不同滑移边界下的页岩渗透率修正模型

SHALE PERMEABILITY CORRECTION MODELS UNDER DIFFERENT SLIP BOUNDARY CONDITIONS

页岩中的孔隙直径通常为纳米量级,基于连续流的达西定律已不能描述纳米级孔隙内的气体流动规律,一般采用附加滑移边界条件的Navier--Stokes方程对其进行描述.由此可导出与压力相关的渗透率公式(称为"视渗透率"),并用来修正达西定律.因而,渗透率修正方法研究成为页岩气流动研究的热点之一.首先,基于Hagen--Poiseuille流推导出一般形式二阶滑移模型下的速度分布和流量公式,并推导出相应的渗透率修正公式.该渗透率修正公式基本能将现有的滑移速度模型统一表达为对渗透率的修正.基于一般形式的渗透率修正公式,重点研究了Maxwell,Hsia,Beskok与Ng滑移模型速度分布渗透率修正系数、及其对井底压力的影响;提出了基于Ng滑移速度模型的渗透率修正公式.基于页岩实际储层温压系统及孔隙分布,计算了Kn范围及储层条件下页岩气的流动形态,表明页岩气流动存在滑移流、过渡流与分子自由流.而Ng模型能描述Kn<88的滑移流、过渡流、自由分子流的流量规律,因此可以用于描述页岩实际储层中页岩气的流动特征.计算表明,随着Kn的增加,不同滑移模型下的渗透率修正系数差异增大.Maxwell与Hsia模型适用于滑移流与过渡流早期,Beskok与Ng模型可描述自由分子流下的流动规律,但二者在虚拟的孔径均为10 nm页岩中,井底压力的差别开始显现;在虚拟的孔径均为1 nm页岩中,井底压力的差别开始明显.

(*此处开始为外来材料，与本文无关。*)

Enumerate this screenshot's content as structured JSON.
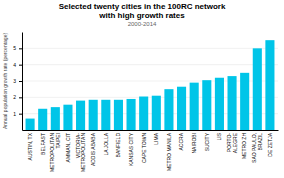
{
  "chart_data": {
    "type": "bar",
    "title": "Selected twenty cities in the 100RC network\nwith high growth rates",
    "subtitle": "2000-2014",
    "ylabel": "Annual population growth rate (percentage)",
    "categories": [
      "AUSTIN, TX",
      "BELFAST",
      "METROPOLITAN\nTAIPEI",
      "AMMAN, CIT",
      "VICTORIA-\nMETROPOLITAN",
      "ADDIS ABABA",
      "LA JOLLA",
      "BANFIELD",
      "KANSAS CITY",
      "CAPE TOWN",
      "LIMA",
      "METRO MANILA",
      "ACCRA",
      "NAIROBI",
      "SUCITY",
      "LIS",
      "PORTO-\nALEGRE",
      "METRO ZH",
      "SAO PAULO,\nBRAZIL",
      "DE ZETJA"
    ],
    "values": [
      0.7,
      1.3,
      1.4,
      1.55,
      1.8,
      1.85,
      1.85,
      1.85,
      1.9,
      2.05,
      2.1,
      2.5,
      2.65,
      2.9,
      3.05,
      3.2,
      3.3,
      3.5,
      5.0,
      5.5
    ],
    "color": "#00c5e8",
    "ylim": [
      0,
      6
    ],
    "yticks": [
      1,
      2,
      3,
      4,
      5
    ],
    "grid": true
  }
}
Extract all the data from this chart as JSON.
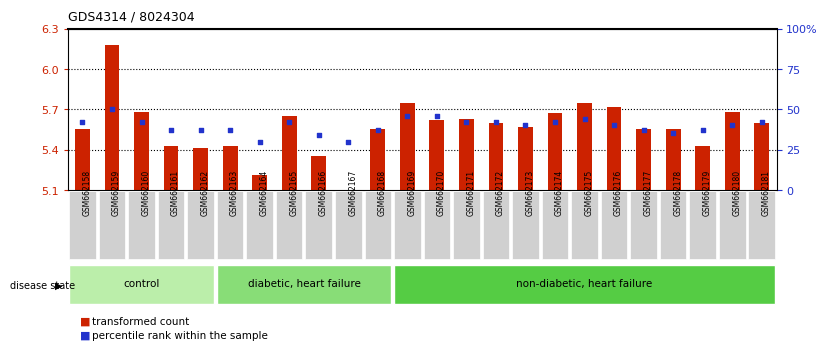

The scale of shale pore diameter is usually under the magnitude of nanometers, and the gas transport mechanisms existed in the nano-pores make the traditional methods based on Darcy＇s flow law unsuitable to describe the flow in tight- and shale-gas reservoirs. Navier-Stokes equations with slippery velocity boundary condition are usually used to expand the extent of Darcy＇s law, which make permeability formulas stress-related（called ＂apparent permeability＂）.Therefore, the permeability correction method becomes a hotspot of shale gas research. A general form of permeability correction method is deduced from second-order slip model of equation, and an Ng apparent permeability correlation is proposed based on apparent permeability Ng slip velocity model equations. The Ng formula can describe slip flow,transition flow, and free molecular flow（Kn〈 88）, and is concise and easy to use. According to the actual shale reservoir parameters and pore distribution system, the Kn range is calculated, which indicates that slip flow, transition flow, and free molecular flow exists in the shale gas flow. Based on the general form of permeability correction model, a comparison run is conducted. The results show that differences of permeability correction factor under different slip models increase with the increase of Kn. Beskok model and Ng model can both describe free molecular regime, however, the two models result in different well bottom hole pressure with shale of 10 nm radius, and the difference becomes more apparent with shale of 1nm radius.